2023-03-14 data

The architecture of a data infrastructure (Part 2)

(This post is part of a series on working with data from start to finish.)

When thinking about systems, it’s often useful to analyze the architecture of a system alongside its infrastructure. An architecture conveys a high-level understanding of how the system should operate in theory. An infrastructure specifies a low-level implementation of how the system will operate in fact. Where an architecture is conceptual, an infrastructure is physical.

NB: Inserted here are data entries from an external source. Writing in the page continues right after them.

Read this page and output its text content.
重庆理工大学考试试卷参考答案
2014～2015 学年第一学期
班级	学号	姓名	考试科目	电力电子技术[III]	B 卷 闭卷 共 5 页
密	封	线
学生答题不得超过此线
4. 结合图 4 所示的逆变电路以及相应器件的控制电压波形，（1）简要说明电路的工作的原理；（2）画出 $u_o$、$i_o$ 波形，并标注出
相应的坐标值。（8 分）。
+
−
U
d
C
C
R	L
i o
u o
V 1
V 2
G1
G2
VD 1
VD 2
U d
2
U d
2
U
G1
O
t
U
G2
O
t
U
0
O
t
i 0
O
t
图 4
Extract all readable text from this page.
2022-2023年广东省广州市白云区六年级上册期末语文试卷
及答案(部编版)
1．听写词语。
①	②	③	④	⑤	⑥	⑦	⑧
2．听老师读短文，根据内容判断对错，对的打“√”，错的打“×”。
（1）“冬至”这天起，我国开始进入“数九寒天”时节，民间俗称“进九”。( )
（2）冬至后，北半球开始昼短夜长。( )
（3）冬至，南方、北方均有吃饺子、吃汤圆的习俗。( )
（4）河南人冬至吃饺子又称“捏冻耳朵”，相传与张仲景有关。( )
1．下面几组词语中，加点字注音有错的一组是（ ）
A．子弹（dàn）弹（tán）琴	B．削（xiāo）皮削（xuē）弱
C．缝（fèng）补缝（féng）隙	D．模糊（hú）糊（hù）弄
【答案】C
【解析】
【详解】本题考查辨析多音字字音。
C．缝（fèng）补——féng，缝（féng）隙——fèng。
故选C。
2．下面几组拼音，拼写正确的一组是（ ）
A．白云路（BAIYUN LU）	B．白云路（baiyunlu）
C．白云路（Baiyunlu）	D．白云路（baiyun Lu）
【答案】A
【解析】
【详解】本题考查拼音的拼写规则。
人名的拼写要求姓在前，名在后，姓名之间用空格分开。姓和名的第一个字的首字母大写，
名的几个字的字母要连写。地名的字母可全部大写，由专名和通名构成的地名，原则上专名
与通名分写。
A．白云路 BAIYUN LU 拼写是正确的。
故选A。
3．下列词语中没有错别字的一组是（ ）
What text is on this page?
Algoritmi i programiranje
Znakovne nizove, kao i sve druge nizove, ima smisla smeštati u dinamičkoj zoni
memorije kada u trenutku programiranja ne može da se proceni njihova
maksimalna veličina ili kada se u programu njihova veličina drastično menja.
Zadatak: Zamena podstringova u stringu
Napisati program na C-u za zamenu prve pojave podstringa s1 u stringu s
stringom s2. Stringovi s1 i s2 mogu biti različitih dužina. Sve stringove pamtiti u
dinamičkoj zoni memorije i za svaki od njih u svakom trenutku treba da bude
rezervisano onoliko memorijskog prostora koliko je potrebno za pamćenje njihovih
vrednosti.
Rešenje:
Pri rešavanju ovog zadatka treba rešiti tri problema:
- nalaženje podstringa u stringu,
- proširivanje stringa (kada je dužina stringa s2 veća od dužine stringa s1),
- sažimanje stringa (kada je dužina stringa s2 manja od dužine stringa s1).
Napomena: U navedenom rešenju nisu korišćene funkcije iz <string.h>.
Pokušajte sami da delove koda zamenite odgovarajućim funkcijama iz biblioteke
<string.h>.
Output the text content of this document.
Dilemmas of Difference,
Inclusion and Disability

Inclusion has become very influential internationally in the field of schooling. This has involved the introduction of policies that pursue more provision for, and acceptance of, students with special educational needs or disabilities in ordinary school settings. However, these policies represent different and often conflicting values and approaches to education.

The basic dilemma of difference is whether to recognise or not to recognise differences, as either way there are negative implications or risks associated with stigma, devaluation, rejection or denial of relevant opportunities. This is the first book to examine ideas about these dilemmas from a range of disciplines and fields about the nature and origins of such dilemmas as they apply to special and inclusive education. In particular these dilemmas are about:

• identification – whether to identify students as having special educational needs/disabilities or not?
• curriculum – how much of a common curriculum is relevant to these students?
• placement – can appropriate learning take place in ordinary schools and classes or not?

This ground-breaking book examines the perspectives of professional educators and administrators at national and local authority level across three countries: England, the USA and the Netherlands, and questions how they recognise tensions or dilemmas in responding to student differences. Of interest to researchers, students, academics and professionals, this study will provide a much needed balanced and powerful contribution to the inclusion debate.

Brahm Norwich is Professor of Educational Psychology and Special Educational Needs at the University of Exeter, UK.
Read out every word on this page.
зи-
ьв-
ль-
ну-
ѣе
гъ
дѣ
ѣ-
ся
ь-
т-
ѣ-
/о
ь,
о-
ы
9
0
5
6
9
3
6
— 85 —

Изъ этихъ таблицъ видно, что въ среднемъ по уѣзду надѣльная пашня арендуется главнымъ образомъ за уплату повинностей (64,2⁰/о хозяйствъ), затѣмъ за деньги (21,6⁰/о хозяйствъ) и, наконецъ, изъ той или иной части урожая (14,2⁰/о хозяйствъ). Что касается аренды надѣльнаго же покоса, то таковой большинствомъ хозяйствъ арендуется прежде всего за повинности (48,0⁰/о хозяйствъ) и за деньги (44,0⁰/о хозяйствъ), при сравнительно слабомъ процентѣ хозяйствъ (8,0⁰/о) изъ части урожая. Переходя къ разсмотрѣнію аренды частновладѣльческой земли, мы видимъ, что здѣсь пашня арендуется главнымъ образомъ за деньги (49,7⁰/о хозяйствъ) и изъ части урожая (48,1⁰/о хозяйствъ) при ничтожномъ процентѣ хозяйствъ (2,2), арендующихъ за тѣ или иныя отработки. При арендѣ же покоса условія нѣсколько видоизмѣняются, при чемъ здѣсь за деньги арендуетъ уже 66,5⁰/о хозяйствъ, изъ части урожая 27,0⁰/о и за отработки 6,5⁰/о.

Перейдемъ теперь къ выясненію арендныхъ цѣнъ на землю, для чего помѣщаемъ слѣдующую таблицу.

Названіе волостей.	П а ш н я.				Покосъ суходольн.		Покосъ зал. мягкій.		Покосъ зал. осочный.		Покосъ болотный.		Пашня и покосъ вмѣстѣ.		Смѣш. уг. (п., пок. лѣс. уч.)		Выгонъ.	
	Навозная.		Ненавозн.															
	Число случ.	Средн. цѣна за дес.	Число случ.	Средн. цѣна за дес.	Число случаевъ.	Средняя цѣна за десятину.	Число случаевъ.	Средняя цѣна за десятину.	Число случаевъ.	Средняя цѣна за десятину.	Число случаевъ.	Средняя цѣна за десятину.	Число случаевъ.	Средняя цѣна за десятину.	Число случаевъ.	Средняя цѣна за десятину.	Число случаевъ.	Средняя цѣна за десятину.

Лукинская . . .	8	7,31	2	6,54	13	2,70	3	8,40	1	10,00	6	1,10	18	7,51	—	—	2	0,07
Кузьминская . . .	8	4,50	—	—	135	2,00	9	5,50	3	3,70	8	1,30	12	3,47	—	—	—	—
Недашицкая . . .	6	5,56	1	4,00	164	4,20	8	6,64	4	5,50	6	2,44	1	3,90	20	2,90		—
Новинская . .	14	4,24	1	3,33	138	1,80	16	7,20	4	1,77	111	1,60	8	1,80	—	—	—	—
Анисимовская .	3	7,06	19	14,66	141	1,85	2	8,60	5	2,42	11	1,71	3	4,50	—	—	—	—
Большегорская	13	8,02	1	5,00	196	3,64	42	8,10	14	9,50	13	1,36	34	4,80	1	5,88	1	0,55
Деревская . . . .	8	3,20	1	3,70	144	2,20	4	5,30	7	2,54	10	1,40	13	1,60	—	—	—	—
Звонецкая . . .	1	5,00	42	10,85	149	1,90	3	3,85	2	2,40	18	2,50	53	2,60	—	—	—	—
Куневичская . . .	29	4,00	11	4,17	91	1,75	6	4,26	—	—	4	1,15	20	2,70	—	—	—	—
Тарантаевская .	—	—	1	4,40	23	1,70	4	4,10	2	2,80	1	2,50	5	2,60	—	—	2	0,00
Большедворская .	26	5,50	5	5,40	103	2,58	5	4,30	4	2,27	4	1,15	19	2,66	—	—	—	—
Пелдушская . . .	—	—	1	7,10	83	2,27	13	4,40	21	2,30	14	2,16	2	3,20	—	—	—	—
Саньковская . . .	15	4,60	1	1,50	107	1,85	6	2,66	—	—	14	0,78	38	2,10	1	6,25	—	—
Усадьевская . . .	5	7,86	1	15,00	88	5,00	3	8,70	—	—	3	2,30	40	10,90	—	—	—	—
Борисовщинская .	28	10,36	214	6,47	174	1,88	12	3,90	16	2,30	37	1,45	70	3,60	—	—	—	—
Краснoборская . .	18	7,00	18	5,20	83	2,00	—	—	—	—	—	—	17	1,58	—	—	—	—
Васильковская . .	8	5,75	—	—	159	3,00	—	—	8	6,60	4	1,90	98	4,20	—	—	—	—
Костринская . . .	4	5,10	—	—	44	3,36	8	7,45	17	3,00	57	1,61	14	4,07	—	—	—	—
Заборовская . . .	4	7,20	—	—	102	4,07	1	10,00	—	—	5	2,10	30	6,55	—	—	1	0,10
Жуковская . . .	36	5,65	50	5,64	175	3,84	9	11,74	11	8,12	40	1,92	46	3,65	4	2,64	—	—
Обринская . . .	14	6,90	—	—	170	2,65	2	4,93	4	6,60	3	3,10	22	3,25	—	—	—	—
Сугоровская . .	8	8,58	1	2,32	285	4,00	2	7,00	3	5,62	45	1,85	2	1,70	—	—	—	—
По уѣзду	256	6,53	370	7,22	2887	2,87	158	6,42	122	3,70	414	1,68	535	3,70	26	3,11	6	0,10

A data infrastructure too typically follows a certain architectural pattern, the most common of which can decomposed into a series of “layers”. These are:

  1. The Sources Layer: The locations and methodologies under which source data is captured across the firm
  2. The Transit Layer: Connectivity between data sources and their destination, the data warehouse
  3. The Warehouse Layer: The single source of truth for all firm-wide enterprise data
  4. The Semantic Layer: A unified documentation portal on all source data, derived data and metadata
  5. The Presentation Layer: A user-friendly business intelligence tool enabling rapid data analysis
  6. The Research Layer: A remote, high-capacity computing environment for large-scale, programmatic data analysis

Each architectural layer is undergirded by a single, infrastructural primitive. For transit, it is the data integrations tool; for presentation, the business intelligence tool; for research, the interactive notebook. Throughout this series, we’ll dive into each layer in considerably more depth.

In many ways, modern data engineering is more akin to DevOps than it is to software engineering. In DevOps, there is a fairly standard suite of services you need to implement no matter the organization: cloud hosting, CI/CD, IAM, environment isolation, virtual networking, containers, logging, monitoring, alerting.

Due to the uniformity of these needs, vendors specializing in DevOps have emerged over time to comprehensively address each. For cloud hosting, it is Google and Amazon and Microsoft. For CI/CD, it is GitLab, GitHub and BitBucket. For logging, DataDog, Splunk and Elastic Stack.

And so it is with data engineering. You always need data connectivity between systems, which led to Stitch and Fivetran and Airbyte. You always need a distributed data warehouse, which led to Redshift and BigQuery and Snowflake. And you always need to visualize data, which led to Tableau and PowerBI and Looker.

While software engineering proper always reserves the right to develop “custom components” - a state machine here, a compression algorithm there - little about the modern data stack is custom. For the most part, these are solved problems using standard, off-the-shelf components. The job of the data engineer then is to provision, configure, connect and maintain such components.

This of course does not mean the job is easy! Even if you know how a magic trick is done, it’s another thing to do it well. And within a data infrastructure, with several disparate components, enormous data sets and long feedback loops, there are many, many ways for things to go wrong.

Build-versus-buy #

Given such a mature vendor landscape in data engineering, one of the core skills of the data engineer therefore becomes the ability to evaluate which vendor to choose, if any at all. In other words, the decision to build-versus-buy.

Regarding “build”, only in rare cases should data engineers develop novel components, as doing so would reflect fairly bespoke data requirements that few organizations have. While most companies fantasize about vast machine learning deployments, real-time data systems and elaborate A/B testing infrastructures, few need this. Instead they need basic infrastructure: data tracking, data centralization and data analysis.

Data engineers should almost never be writing their own extractors, orchestrators, data transformation frameworks or analytics frontends as, once again, these are all solved problems. It is far cheaper and faster to use hosted, off-the-shelf components (or free, open-source ones) than to pay engineers to create and maintain such systems.

Regarding “buy”, which vendor should be chosen, as there are generally a handful for any given problem? Every vendor will claim to have a solution for all of your data problems. None of them completely will. Each offering presents its own tradeoffs. What feature set, user experience, pricing, performance, security and technical support does your particular organization require? It is increasingly the job of the data engineer to provide such an analysis.

Although the role of the data engineer has rapidly evolved over the past two decades - from managing on-prem databases to coding up map-reduce jobs to pipefitting between various data vendors - one thing is clear: time-to-market and financial costs have dramatically fallen due to recent improvements in data technologies.

In the past it would generally take quarters or even years and a handful of engineers to build a petabyte-level data infrastructure. Now, enabled by tools from the modern data stack, it takes an engineer or two just a couple of months to do the same.